Английский посол Дорсетт, донося своему правительству о совершившейся революции, писал, что во Франции воцарится свобода и эта, свобода завоевана в день 14 июля.
В России весть о революции в Париже была принята различными слоями населения не одинаково. Екатерина не только была ненавистницей революции, но и больше всех агитировала за интервенцию против нее. Правда, она непосредственно ничего не сделала, чтобы уничтожить революцию, но старалась втянуть других в контрреволюционную интервенцию. Во всяком случае уже тогда она начала деятельную агитацию против революции. Конечно, при дворе Екатерины царило возмущение таким революционным актом, как взятие Бастилии. Однако вот что пишет Сегюр, наблюдавший не только императорский двор, но и население Петербурга:
«Надо отметить не только возмущение при дворе, но и восторг в городе… Я не могу выразить энтузиазма, который возбудило в Петербурге падение этой государственной темницы — Бастилии, — и то первое бурное торжество свободы среди негоциантов, торговцев и буржуазии».

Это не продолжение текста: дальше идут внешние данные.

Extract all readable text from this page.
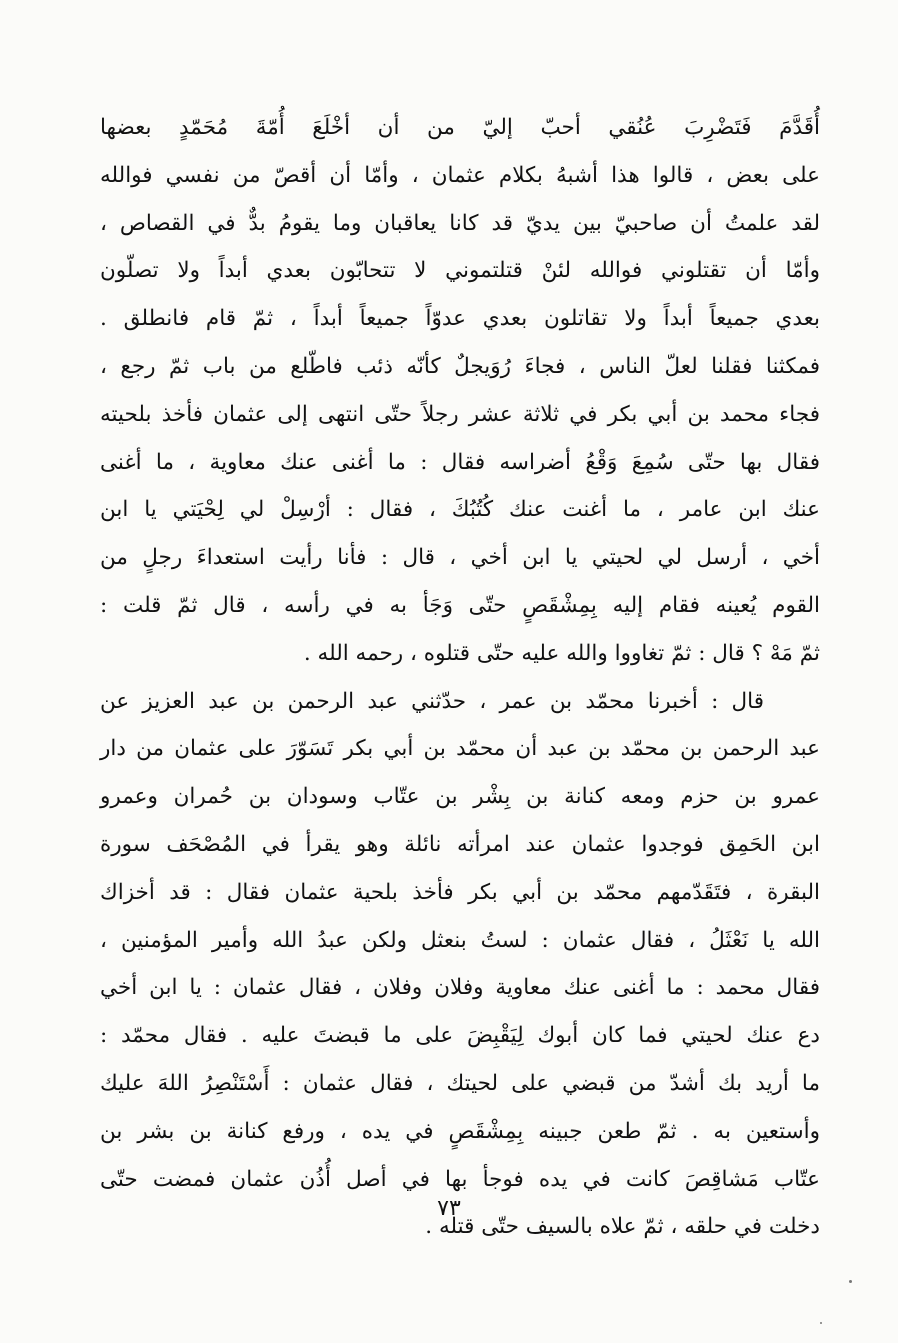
أُقَدَّمَ فَتَضْرِبَ عُنُقي أحبّ إليّ من أن أخْلَعَ أُمّةَ مُحَمّدٍ بعضها
على بعض ، قالوا هذا أشبهُ بكلام عثمان ، وأمّا أن أقصّ من نفسي فوالله
لقد علمتُ أن صاحبيّ بين يديّ قد كانا يعاقبان وما يقومُ بدٌّ في القصاص ،
وأمّا أن تقتلوني فوالله لئنْ قتلتموني لا تتحابّون بعدي أبداً ولا تصلّون
بعدي جميعاً أبداً ولا تقاتلون بعدي عدوّاً جميعاً أبداً ، ثمّ قام فانطلق .
فمكثنا فقلنا لعلّ الناس ، فجاءَ رُوَيجلٌ كأنّه ذئب فاطّلع من باب ثمّ رجع ،
فجاء محمد بن أبي بكر في ثلاثة عشر رجلاً حتّى انتهى إلى عثمان فأخذ بلحيته
فقال بها حتّى سُمِعَ وَقْعُ أضراسه فقال : ما أغنى عنك معاوية ، ما أغنى
عنك ابن عامر ، ما أغنت عنك كُتُبُكَ ، فقال : أرْسِلْ لي لِحْيَتي يا ابن
أخي ، أرسل لي لحيتي يا ابن أخي ، قال : فأنا رأيت استعداءَ رجلٍ من
القوم يُعينه فقام إليه بِمِشْقَصٍ حتّى وَجَأ به في رأسه ، قال ثمّ قلت :
ثمّ مَهْ ؟ قال : ثمّ تغاووا والله عليه حتّى قتلوه ، رحمه الله .
قال : أخبرنا محمّد بن عمر ، حدّثني عبد الرحمن بن عبد العزيز عن
عبد الرحمن بن محمّد بن عبد أن محمّد بن أبي بكر تَسَوّرَ على عثمان من دار
عمرو بن حزم ومعه كنانة بن بِشْر بن عتّاب وسودان بن حُمران وعمرو
ابن الحَمِق فوجدوا عثمان عند امرأته نائلة وهو يقرأ في المُصْحَف سورة
البقرة ، فتَقَدّمهم محمّد بن أبي بكر فأخذ بلحية عثمان فقال : قد أخزاك
الله يا نَعْثَلُ ، فقال عثمان : لستُ بنعثل ولكن عبدُ الله وأمير المؤمنين ،
فقال محمد : ما أغنى عنك معاوية وفلان وفلان ، فقال عثمان : يا ابن أخي
دع عنك لحيتي فما كان أبوك لِيَقْبِضَ على ما قبضتَ عليه . فقال محمّد :
ما أريد بك أشدّ من قبضي على لحيتك ، فقال عثمان : أَسْتَنْصِرُ اللهَ عليك
وأستعين به . ثمّ طعن جبينه بِمِشْقَصٍ في يده ، ورفع كنانة بن بشر بن
عتّاب مَشاقِصَ كانت في يده فوجأ بها في أصل أُذُن عثمان فمضت حتّى
دخلت في حلقه ، ثمّ علاه بالسيف حتّى قتله .
٧٣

Под негоциантами Сегюр понимает крупное купечество, многочисленное в тогдашнем Петербурге. Под «торговцами» и «буржуазией» он, вероятно, подразумевает мелкое купечество и мещан. Далее он добавляет, что восхищение по поводу взятия Бастилии проявляется также «и среди некоторых молодых людей более высших классов», т. е. среди дворянской молодежи.
Касаясь той иностранной, по преимуществу торговой, буржуазии,, которая жила в Петербурге и в Кронштадте, Сегюр говорит: «Французы, русские, датчане, немцы, англичане, голландцы — все поздравляли, обнимали друг друга на улице так, как будто их избавили от слишком частой цепи».
Это пишет придворный человек, не имевший ни малейшего революционного энтузиазма. С его показаниями о Петербурге историки должны считаться. Очевидно, тут нет выдумки, ибо странно было бы Се-гюру выдумывать или преувеличивать именно в этом направлении.
Кант, Шиллер, английский поэт Соути, великий Бетховен, передовые люди самых разнообразных профессий, самые яркие представители передового человечества своего времени — все с энтузиазмом приветствовали грозную увертюру французской буржуазной революции — взятие Бастилии.
Теперь, спустя 150 лет, советский народ чествовал взятие Бастилии и начало буржуазной революции во Франции с несравненно большей широтой и искренностью, чем чествовали его в городе, трудовое население которого некогда взяло Бастилию. Накануне великого юбилея во Франции появились, как грибы после дождя, книги и брошюрки, касающиеся революции. Большинство из них самой гнусной клеветой и грязью обливают эти события. Реакционные публицисты и историографы связывают революцию 1789 г. с ненавистным им большевизмом, с большевистской революцией 1917 г. Они с горечью указывали, что предстоит торжественное заседание в Сорбонне по поводу взятия Бастилии под председательством президента Французской республики, тогда как, по их мнению, вспоминая о 14 июля, надо было бы посыпать главу свою пеплом. «Пусть в Москве чествуют это событие!» — восклицает один из этих людей. Это восклицание ярко показывает, насколько жестоко, больно, чувствительно ударило взятие Бастилии по реакционерам самых далеких поколений.
Нам кажется, что эта неумирающая ненависть реакции делает особенно лучезарным тот ореол, который навсегда окружил бессмертной славой бастильских победителей.